Wow, talk about revoking freedom of speech Mr./Ms. Moderator. I guess people are no longer entitled to one's opinion in your eyes nor are they entitled to speak the truth.

The count is just more smoke and mirrors from the powers that be. Article after article has talked about the increase in people at shelters, food banks, and aid agencies caused by the recession/depression. No one has said where all the homeless people went, and for good reason: they didn't leave. This is just another way to cut funding to the people who need it most, and allows the authorities to ramp up their criminalization of homelessness.

Cara, It's not just charitable donations that could be reduced as a result of the low homeless count, but also state and federal funding that provides the majority of funding for homeless service providers. This summer, I personally saw an increase in the number of homeless persons who were receiving public assistance at public benefit offices in Los Angeles County, which contradicts the low count. I don't know enough about the count methodology to criticize it, but a single point-in-time count in January is not an accurate way of knowning how many people are really homeless. Obviously, there are more people who become homeless over the course of a week, month, or year, than are actually homeless on a single night. Nevertheless, thank you for bringing attention to homelessness.

It's never an accurate count, homeless people not only live in the street but also in their cars. People living in their cars are just one step away from living in the street. I bet that 40 percent of homeless people are living in cars.

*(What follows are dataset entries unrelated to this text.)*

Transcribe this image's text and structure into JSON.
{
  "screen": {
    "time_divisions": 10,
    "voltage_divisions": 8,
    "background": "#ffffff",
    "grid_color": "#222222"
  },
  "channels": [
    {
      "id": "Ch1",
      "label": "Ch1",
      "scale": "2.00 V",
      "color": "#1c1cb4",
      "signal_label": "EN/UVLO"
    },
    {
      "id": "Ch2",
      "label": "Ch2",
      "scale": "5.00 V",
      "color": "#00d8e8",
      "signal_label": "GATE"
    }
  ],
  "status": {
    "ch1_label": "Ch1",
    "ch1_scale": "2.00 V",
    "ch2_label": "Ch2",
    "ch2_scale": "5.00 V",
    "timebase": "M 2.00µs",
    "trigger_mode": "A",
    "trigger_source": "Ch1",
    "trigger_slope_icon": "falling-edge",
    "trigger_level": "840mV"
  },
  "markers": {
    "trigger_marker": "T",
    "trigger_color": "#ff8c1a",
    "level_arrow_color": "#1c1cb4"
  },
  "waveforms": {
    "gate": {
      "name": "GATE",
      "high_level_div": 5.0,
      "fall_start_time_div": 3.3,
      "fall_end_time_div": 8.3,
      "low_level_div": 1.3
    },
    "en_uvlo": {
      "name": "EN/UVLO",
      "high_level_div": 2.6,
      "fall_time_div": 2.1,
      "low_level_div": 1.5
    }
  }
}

The City of L.A. does more for the Tourist then to help the people.The city is going to do everything in its power to get money from you, starting with parking Tickets to traffic fines.we need to help homelessness population in this bad economy we don't need No stadium the city&state is to blame.

The homeless population has not decreased it has increased. I see numerous people on a daily basis sleeping on sidewalks, under trees, freeways underpasses and bus stops. Some of these people are drug addicts and alcoholics, but many are mentally ill and disabled vets to name a few. They do not have access to medications or services that would help them get on their feet so they could be a member of society again. Why is our government doling out money to foreing nations to support people when we should be taking care of our own people here at home? Who would choose to live on the streets? These are PEOPLE!@!!!!!!

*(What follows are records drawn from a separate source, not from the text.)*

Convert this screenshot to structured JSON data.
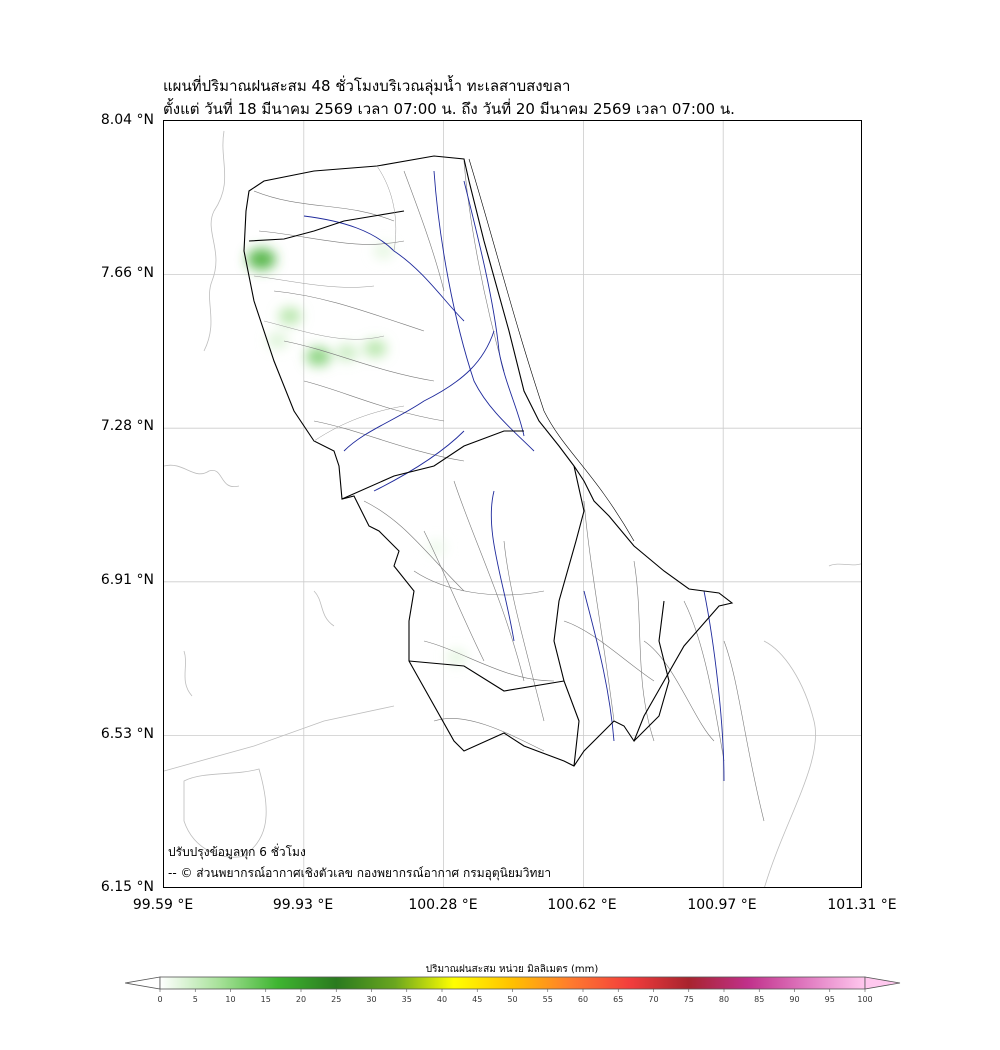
{
  "title": {
    "line1": "แผนที่ปริมาณฝนสะสม 48 ชั่วโมงบริเวณลุ่มน้ำ ทะเลสาบสงขลา",
    "line2": "ตั้งแต่ วันที่ 18 มีนาคม 2569 เวลา 07:00 น. ถึง วันที่ 20 มีนาคม 2569 เวลา 07:00 น."
  },
  "axes": {
    "lat_ticks": [
      "8.04 °N",
      "7.66 °N",
      "7.28 °N",
      "6.91 °N",
      "6.53 °N",
      "6.15 °N"
    ],
    "lon_ticks": [
      "99.59 °E",
      "99.93 °E",
      "100.28 °E",
      "100.62 °E",
      "100.97 °E",
      "101.31 °E"
    ],
    "lat_range": [
      6.15,
      8.04
    ],
    "lon_range": [
      99.59,
      101.31
    ],
    "grid": true
  },
  "notes": {
    "update": "ปรับปรุงข้อมูลทุก 6 ชั่วโมง",
    "credit": "-- © ส่วนพยากรณ์อากาศเชิงตัวเลข กองพยากรณ์อากาศ กรมอุตุนิยมวิทยา"
  },
  "colorbar": {
    "label": "ปริมาณฝนสะสม หน่วย มิลลิเมตร (mm)",
    "ticks": [
      "0",
      "5",
      "10",
      "15",
      "20",
      "25",
      "30",
      "35",
      "40",
      "45",
      "50",
      "55",
      "60",
      "65",
      "70",
      "75",
      "80",
      "85",
      "90",
      "95",
      "100"
    ],
    "stops": [
      "#ffffff",
      "#a8e29a",
      "#3fb531",
      "#2a7a1f",
      "#6aa61f",
      "#ffff00",
      "#ffc000",
      "#ff7a2e",
      "#f23d3d",
      "#a8242e",
      "#c0308a",
      "#e07ac0",
      "#ffc8ee"
    ]
  },
  "colors": {
    "basin_outline": "#000000",
    "river_major": "#1f2a9c",
    "river_minor": "#777777",
    "gridline": "#cccccc"
  },
  "rain_spots": [
    {
      "lon": 99.83,
      "lat": 7.7,
      "mm": 18
    },
    {
      "lon": 99.9,
      "lat": 7.56,
      "mm": 8
    },
    {
      "lon": 99.97,
      "lat": 7.46,
      "mm": 12
    },
    {
      "lon": 100.04,
      "lat": 7.47,
      "mm": 6
    },
    {
      "lon": 100.11,
      "lat": 7.48,
      "mm": 8
    },
    {
      "lon": 100.13,
      "lat": 7.72,
      "mm": 3
    },
    {
      "lon": 99.87,
      "lat": 7.5,
      "mm": 4
    },
    {
      "lon": 100.31,
      "lat": 6.72,
      "mm": 3
    },
    {
      "lon": 100.26,
      "lat": 6.99,
      "mm": 2
    }
  ]
}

How about the thousands of folks that have been put in jail under the "Safer Cities Initiative". Our City, Mayor, and former and new Police Chief have been promoting the criminalization of our City's poor...

I don't believe it's accurate. I've never seen so many begging at gas stations and parking lots all over southern California, and... what about the housing shortage in L.A. county that was reported not long ago?

Where were they looking, just common sense will tell you with people
losing their jobs and homes, there is more out there than before.

The Census Bureau conducts many studies, this may have been one of them. The Decennial Census has not begun, it will begin April 1, 2010. The Census that determines population is conducted every ten years - years that end in zero. So - these numbers will not be the numbers that will be used to set representation, distribution of funds (CA gets hosed anyway), etc.

The report says the sheltered population increased. Much of this controversy is media driven.